Outraged over the ransacking of the Capitol building by an angry mob that led to the destructions of property, theft of government documents, multiple injuries to law enforcement officers and the deaths of five people, corporations across industries announced decisions to review and suspend their political giving. Google, Facebook, Microsoft, AT&T, JP Morgan Chase, Citigroup, Goldman Sachs and other have paused all political spending for differing periods of time. Other companies, including Nike, Walt Disney, Walmart, Verizon, Marriott International and Amazon announced that they would not contribute to any elected officials who challenged the certification of Electoral College votes.

These actions send the message that corporations want stability in government. Withholding campaign financing is one way companies are trying to get lawmakers’ attention and influence their behavior.

Corporate directors should expect to be pressured over the next weeks and months to disclose who their companies have donated to in the past and what their plans for future political giving are. Last year, the Center for Political Accountability said that more large publicly held companies have adopted oversight practices for their political spending since Donald Trump was elected president in 2016, a trend that is likely to continue. Those companies that do not disclose political campaign contributions may want to consider disclosing that information this year before key constituents begin clamoring for it.
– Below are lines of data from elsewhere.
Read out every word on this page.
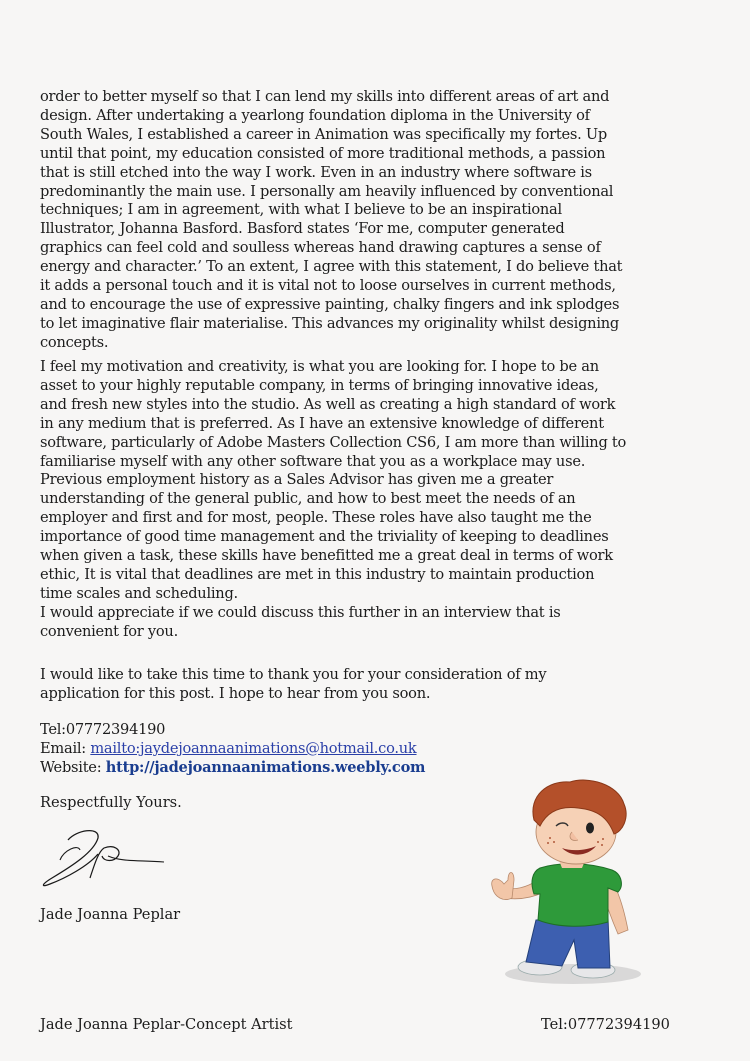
order to better myself so that I can lend my skills into different areas of art and
design. After undertaking a yearlong foundation diploma in the University of
South Wales, I established a career in Animation was specifically my fortes. Up
until that point, my education consisted of more traditional methods, a passion
that is still etched into the way I work. Even in an industry where software is
predominantly the main use. I personally am heavily influenced by conventional
techniques; I am in agreement, with what I believe to be an inspirational
Illustrator, Johanna Basford. Basford states ‘For me, computer generated
graphics can feel cold and soulless whereas hand drawing captures a sense of
energy and character.’ To an extent, I agree with this statement, I do believe that
it adds a personal touch and it is vital not to loose ourselves in current methods,
and to encourage the use of expressive painting, chalky fingers and ink splodges
to let imaginative flair materialise. This advances my originality whilst designing
concepts.

I feel my motivation and creativity, is what you are looking for. I hope to be an
asset to your highly reputable company, in terms of bringing innovative ideas,
and fresh new styles into the studio. As well as creating a high standard of work
in any medium that is preferred. As I have an extensive knowledge of different
software, particularly of Adobe Masters Collection CS6, I am more than willing to
familiarise myself with any other software that you as a workplace may use.
Previous employment history as a Sales Advisor has given me a greater
understanding of the general public, and how to best meet the needs of an
employer and first and for most, people. These roles have also taught me the
importance of good time management and the triviality of keeping to deadlines
when given a task, these skills have benefitted me a great deal in terms of work
ethic, It is vital that deadlines are met in this industry to maintain production
time scales and scheduling.
I would appreciate if we could discuss this further in an interview that is
convenient for you.

I would like to take this time to thank you for your consideration of my
application for this post. I hope to hear from you soon.

Tel:07772394190
Email: mailto:jaydejoannaanimations@hotmail.co.uk
Website: http://jadejoannaanimations.weebly.com
Respectfully Yours.
Jade Joanna Peplar
Jade Joanna Peplar-Concept Artist	Tel:07772394190
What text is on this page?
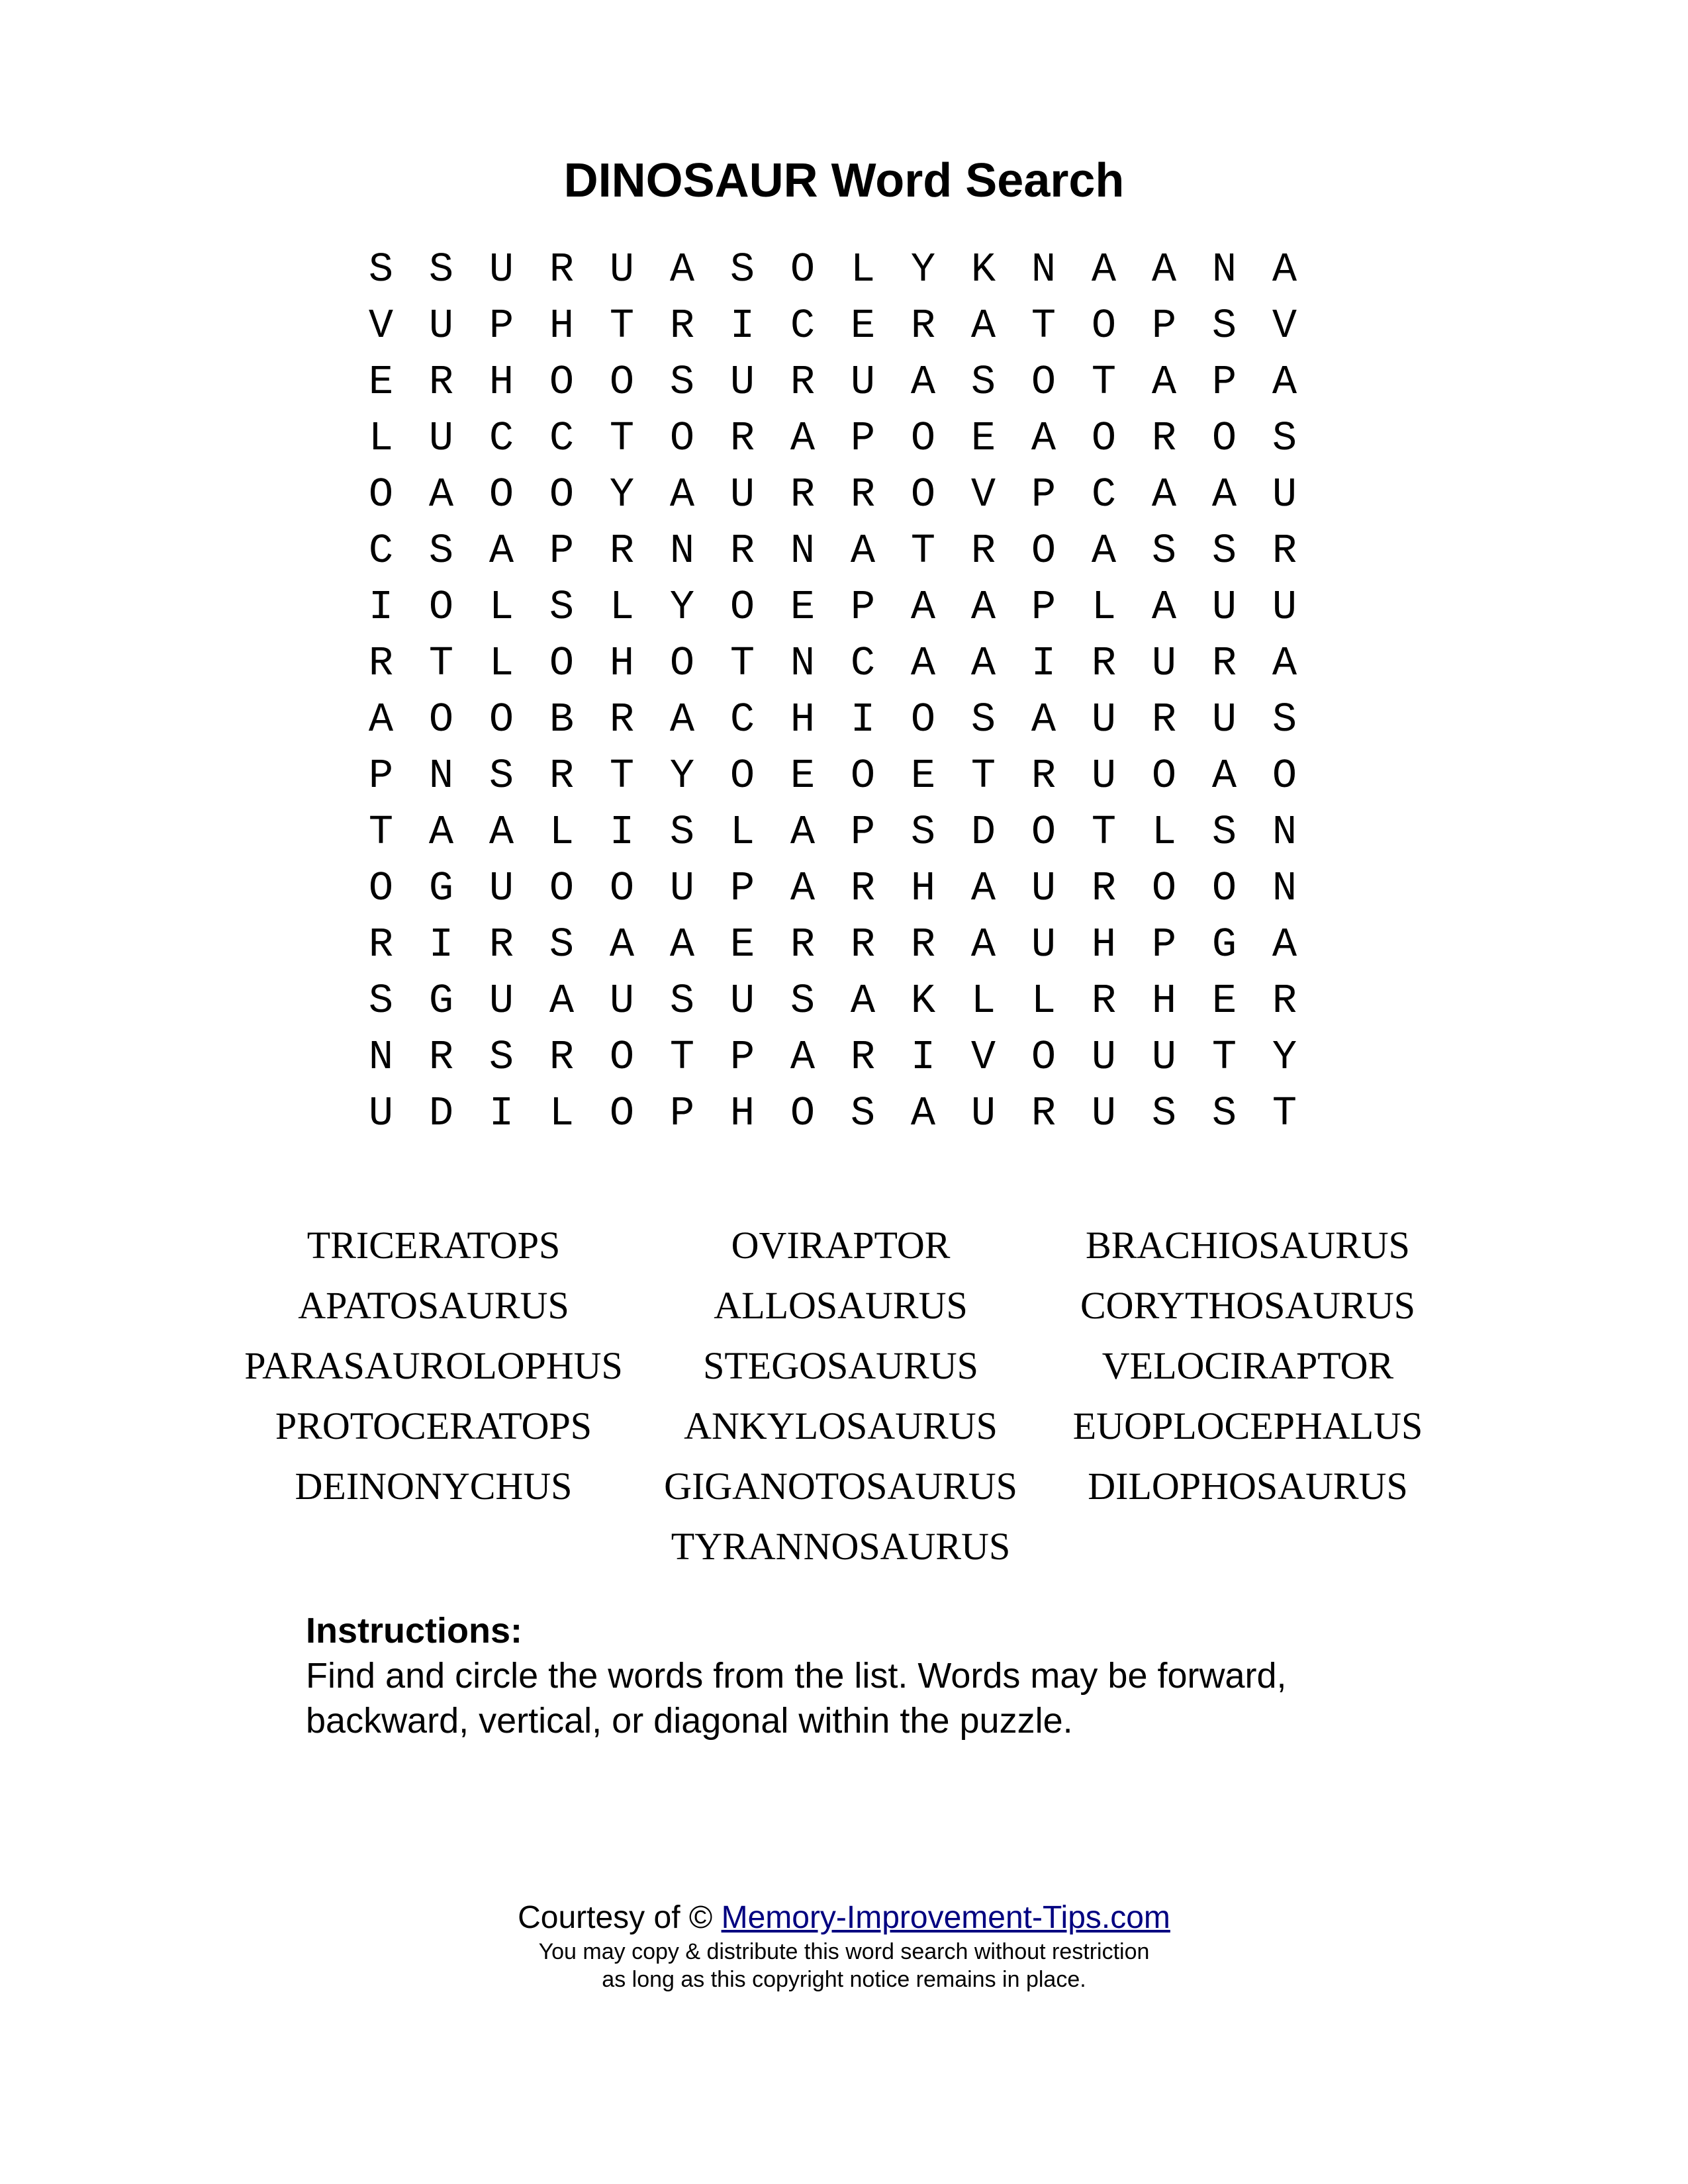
DINOSAUR Word Search
S S U R U A S O L Y K N A A N A
V U P H T R I C E R A T O P S V
E R H O O S U R U A S O T A P A
L U C C T O R A P O E A O R O S
O A O O Y A U R R O V P C A A U
C S A P R N R N A T R O A S S R
I O L S L Y O E P A A P L A U U
R T L O H O T N C A A I R U R A
A O O B R A C H I O S A U R U S
P N S R T Y O E O E T R U O A O
T A A L I S L A P S D O T L S N
O G U O O U P A R H A U R O O N
R I R S A A E R R R A U H P G A
S G U A U S U S A K L L R H E R
N R S R O T P A R I V O U U T Y
U D I L O P H O S A U R U S S T
TRICERATOPS	OVIRAPTOR	BRACHIOSAURUS
APATOSAURUS	ALLOSAURUS	CORYTHOSAURUS
PARASAUROLOPHUS	STEGOSAURUS	VELOCIRAPTOR
PROTOCERATOPS	ANKYLOSAURUS	EUOPLOCEPHALUS
DEINONYCHUS	GIGANOTOSAURUS	DILOPHOSAURUS
TYRANNOSAURUS
Instructions:
Find and circle the words from the list. Words may be forward,
backward, vertical, or diagonal within the puzzle.
Courtesy of © Memory-Improvement-Tips.com
You may copy & distribute this word search without restriction
as long as this copyright notice remains in place.
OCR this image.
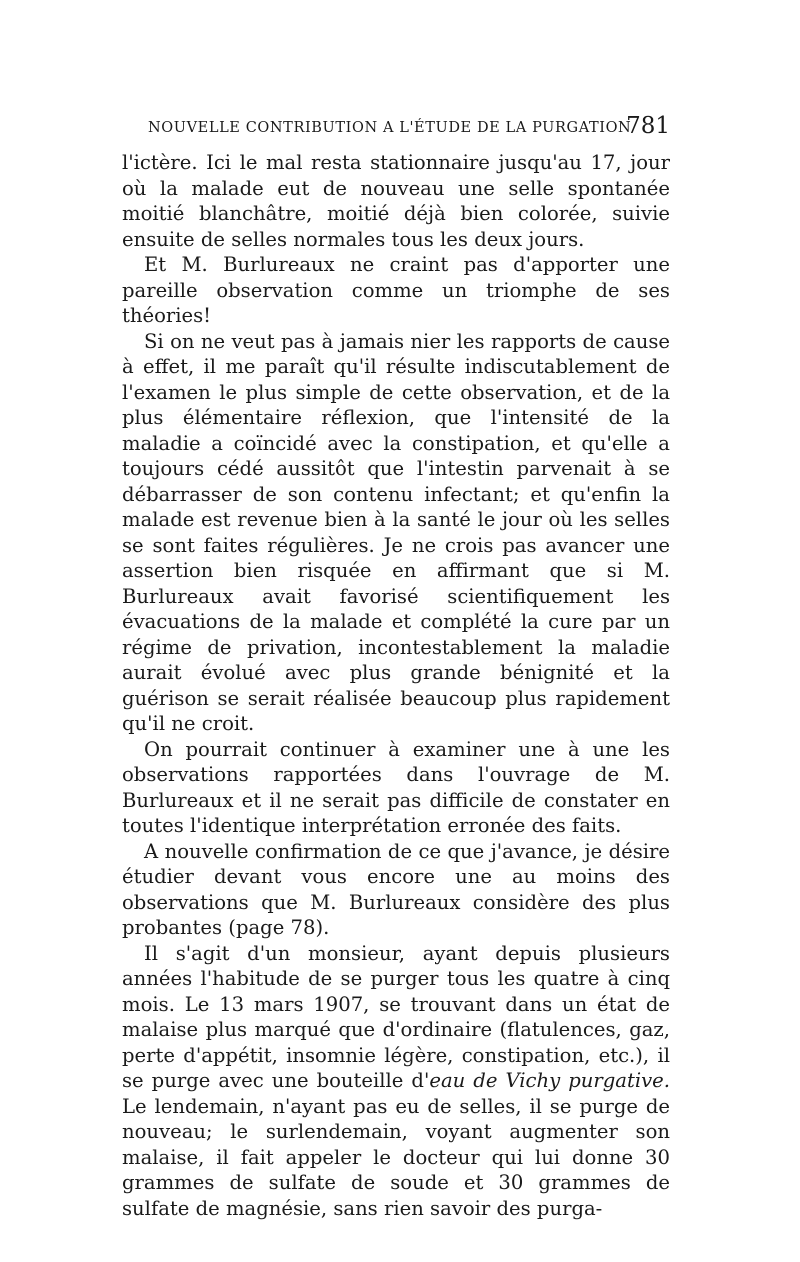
NOUVELLE CONTRIBUTION A L'ÉTUDE DE LA PURGATION
781

l'ictère. Ici le mal resta stationnaire jusqu'au 17, jour où la malade eut de nouveau une selle spontanée moitié blanchâtre, moitié déjà bien colorée, suivie ensuite de selles normales tous les deux jours.

Et M. Burlureaux ne craint pas d'apporter une pareille observation comme un triomphe de ses théories!

Si on ne veut pas à jamais nier les rapports de cause à effet, il me paraît qu'il résulte indiscutablement de l'examen le plus simple de cette observation, et de la plus élémentaire réflexion, que l'intensité de la maladie a coïncidé avec la constipation, et qu'elle a toujours cédé aussitôt que l'intestin parvenait à se débarrasser de son contenu infectant; et qu'enfin la malade est revenue bien à la santé le jour où les selles se sont faites régulières. Je ne crois pas avancer une assertion bien risquée en affirmant que si M. Burlureaux avait favorisé scientifiquement les évacuations de la malade et complété la cure par un régime de privation, incontestablement la maladie aurait évolué avec plus grande bénignité et la guérison se serait réalisée beaucoup plus rapidement qu'il ne croit.

On pourrait continuer à examiner une à une les observations rapportées dans l'ouvrage de M. Burlureaux et il ne serait pas difficile de constater en toutes l'identique interprétation erronée des faits.

A nouvelle confirmation de ce que j'avance, je désire étudier devant vous encore une au moins des observations que M. Burlureaux considère des plus probantes (page 78).

Il s'agit d'un monsieur, ayant depuis plusieurs années l'habitude de se purger tous les quatre à cinq mois. Le 13 mars 1907, se trouvant dans un état de malaise plus marqué que d'ordinaire (flatulences, gaz, perte d'appétit, insomnie légère, constipation, etc.), il se purge avec une bouteille d'eau de Vichy purgative. Le lendemain, n'ayant pas eu de selles, il se purge de nouveau; le surlendemain, voyant augmenter son malaise, il fait appeler le docteur qui lui donne 30 grammes de sulfate de soude et 30 grammes de sulfate de magnésie, sans rien savoir des purga-
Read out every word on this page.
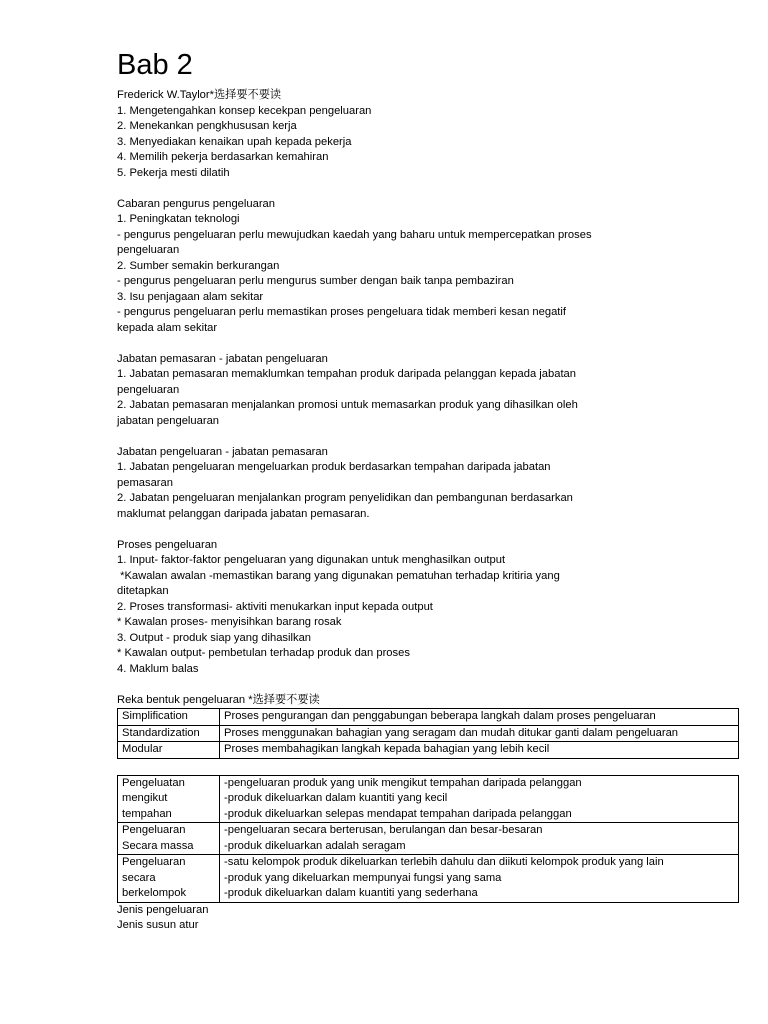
Bab 2
Frederick W.Taylor*选择要不要读
1. Mengetengahkan konsep kecekpan pengeluaran
2. Menekankan pengkhususan kerja
3. Menyediakan kenaikan upah kepada pekerja
4. Memilih pekerja berdasarkan kemahiran
5. Pekerja mesti dilatih
Cabaran pengurus pengeluaran
1. Peningkatan teknologi
- pengurus pengeluaran perlu mewujudkan kaedah yang baharu untuk mempercepatkan proses
pengeluaran
2. Sumber semakin berkurangan
- pengurus pengeluaran perlu mengurus sumber dengan baik tanpa pembaziran
3. Isu penjagaan alam sekitar
- pengurus pengeluaran perlu memastikan proses pengeluara tidak memberi kesan negatif
kepada alam sekitar
Jabatan pemasaran - jabatan pengeluaran
1. Jabatan pemasaran memaklumkan tempahan produk daripada pelanggan kepada jabatan
pengeluaran
2. Jabatan pemasaran menjalankan promosi untuk memasarkan produk yang dihasilkan oleh
jabatan pengeluaran
Jabatan pengeluaran - jabatan pemasaran
1. Jabatan pengeluaran mengeluarkan produk berdasarkan tempahan daripada jabatan
pemasaran
2. Jabatan pengeluaran menjalankan program penyelidikan dan pembangunan berdasarkan
maklumat pelanggan daripada jabatan pemasaran.
Proses pengeluaran
1. Input- faktor-faktor pengeluaran yang digunakan untuk menghasilkan output
*Kawalan awalan -memastikan barang yang digunakan pematuhan terhadap kritiria yang
ditetapkan
2. Proses transformasi- aktiviti menukarkan input kepada output
* Kawalan proses- menyisihkan barang rosak
3. Output - produk siap yang dihasilkan
* Kawalan output- pembetulan terhadap produk dan proses
4. Maklum balas
Reka bentuk pengeluaran *选择要不要读
Simplification	Proses pengurangan dan penggabungan beberapa langkah dalam proses pengeluaran
Standardization	Proses menggunakan bahagian yang seragam dan mudah ditukar ganti dalam pengeluaran
Modular	Proses membahagikan langkah kepada bahagian yang lebih kecil
Pengeluatan
mengikut
tempahan	-pengeluaran produk yang unik mengikut tempahan daripada pelanggan
-produk dikeluarkan dalam kuantiti yang kecil
-produk dikeluarkan selepas mendapat tempahan daripada pelanggan

Pengeluaran
Secara massa	-pengeluaran secara berterusan, berulangan dan besar-besaran
-produk dikeluarkan adalah seragam

Pengeluaran
secara
berkelompok	-satu kelompok produk dikeluarkan terlebih dahulu dan diikuti kelompok produk yang lain
-produk yang dikeluarkan mempunyai fungsi yang sama
-produk dikeluarkan dalam kuantiti yang sederhana
Jenis pengeluaran
Jenis susun atur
Corporate boards may also consider the following:

• Review company procedures and oversight measures for making campaign contributions. There is nothing wrong with making sure that the way the company has made decisions concerning political campaign contributions in the past is robust, appropriate and fair. The scrutiny on this area of governance in 2021 is likely to increase, so boards want to be prepared to defend their process if shareholders or stakeholders complain. Boards can take this time to implement a more robust and thorough examination of candidates and the effects of their policies to make sure that they are making the best decisions regarding political contributions.

• Monitor shareholders and stakeholder concerns about political contributions. Boards should pay careful attention to how their shareholders and stakeholders react to the political landscape in 2021. Avoiding negative publicity over political campaign contributions would be wise. Shareholder proposals regarding political campaign contributions are filed each year, but shareholders may be more inclined to vote in favor of such proposals this year in the wake of the deadly attack on the Capital. Boards may want to consider if there are compromises on political contributions that can be made that would prevent a shareholder proposal being filed; or directors must be sure the defense of their current system will stand up under scrutiny. Any changes that are made can be celebrated as “strengthening governance” which can shine a positive light on board members.

Additionally, boards must be aware that company support for certain political positions or specific candidates may inspire blowback from customers, advertisers or suppliers. While boards need not bend to such pressure, directors should consider the reputational damage that might ensue if certain decisions regarding political campaign contributions are made.

• Deal with boardroom politics with civility.  Since the entire country is politically divided, it’s reasonable to assume that many boardrooms will be politically divided as well. Directors will have to resist allowing their political biases to influence boardroom decisions. With emotions running hot over politics, personal conflicts about politics could destroy boardroom chemistry, which could hurt the board’s effectiveness over the long haul. Once all directors agree on the process to determine political decisions, some of the issues around individual board members’ political affiliations may be avoided.